I have been a texstudio user for quite some time now and recently I have started using macros but I haven't been able to figure out how to define something that does the following:

I start to write a sentence and when I reach the end and write the full stop sign . I would like to automatically insert a space caracter and then a CR (enter press) to move the cursor on the next line and start again.

I have been writing my documents like this because it is easier for me keep track of the text. I am not sure if such a macro is possible or if it is, it will break functionality in other places. I imagine that this macro must be active outside math, figure or table environments.


  • How do you treat abbreviations?
    – TeXnician
    Commented Aug 2, 2017 at 18:52
  • I would imagine that for those cases I would have to delete the new line and get back to the line where the abbreviated word appeared. I didn't think about abbreviations! I just thought that a macro to automatically take me to a new line would be cool and work well with my workflow
    – lucian
    Commented Aug 2, 2017 at 18:56

1 Answer 1


Choose Macros -> Edit macros from the menu. Click add, enter some name and abbreviation of choice. Type \. under trigger, and a dot, a space, and a carriage return under latex content (see screenshot). I just tested that it works.

enter image description here

Edit: to suppress the behaviour in math mode, we can add another macro defined only in math mode that just inserts a dot when a dot is typed:

enter image description here

Although it is not self-evident that this should be so, the math mode macro seems to take precedence over the generic one, which produces the desired behaviour - dot augmented by space and new line in text mode, no change in math mode.

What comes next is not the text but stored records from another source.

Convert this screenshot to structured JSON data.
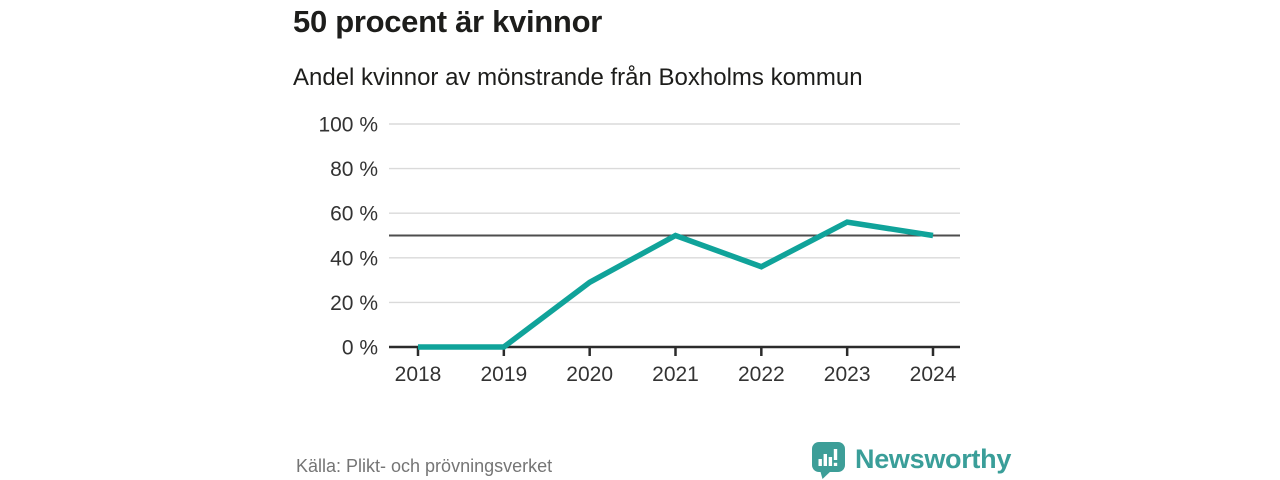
{
  "header": {
    "title": "50 procent är kvinnor",
    "subtitle": "Andel kvinnor av mönstrande från Boxholms kommun"
  },
  "chart_data": {
    "type": "line",
    "title": "50 procent är kvinnor",
    "subtitle": "Andel kvinnor av mönstrande från Boxholms kommun",
    "x": [
      "2018",
      "2019",
      "2020",
      "2021",
      "2022",
      "2023",
      "2024"
    ],
    "series": [
      {
        "name": "Andel kvinnor av mönstrande",
        "values": [
          0,
          0,
          29,
          50,
          36,
          56,
          50
        ]
      }
    ],
    "unit": "%",
    "ylim": [
      0,
      100
    ],
    "yticks": [
      0,
      20,
      40,
      60,
      80,
      100
    ],
    "ytick_suffix": " %",
    "reference_line": 50,
    "grid": "horizontal",
    "legend": "none",
    "colors": {
      "line": "#10a39a",
      "reference_line": "#4d4d4d",
      "gridline": "#dadada",
      "axis": "#2b2b2b",
      "tick_label": "#333333"
    }
  },
  "footer": {
    "source": "Källa: Plikt- och prövningsverket",
    "brand": "Newsworthy"
  },
  "colors": {
    "accent_teal": "#10a39a",
    "brand_teal": "#3d9e98",
    "title_text": "#1d1d1b",
    "muted_text": "#757575"
  },
  "icons": {
    "brand_icon": "speech-bubble-bar-chart-icon"
  }
}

  • It works! but unfortunately it works everywhere. is there a way to disable it automatically inside math environment for example? This example activates the macro only inside a math environment. Can it be made to do the reverse in my case? I don't really understand the syntax.
    – lucian
    Commented Aug 2, 2017 at 22:05
  • See edited answer. Commented Aug 2, 2017 at 22:23
  • Perfect! I will accept this as the answer to this problem! Thank you!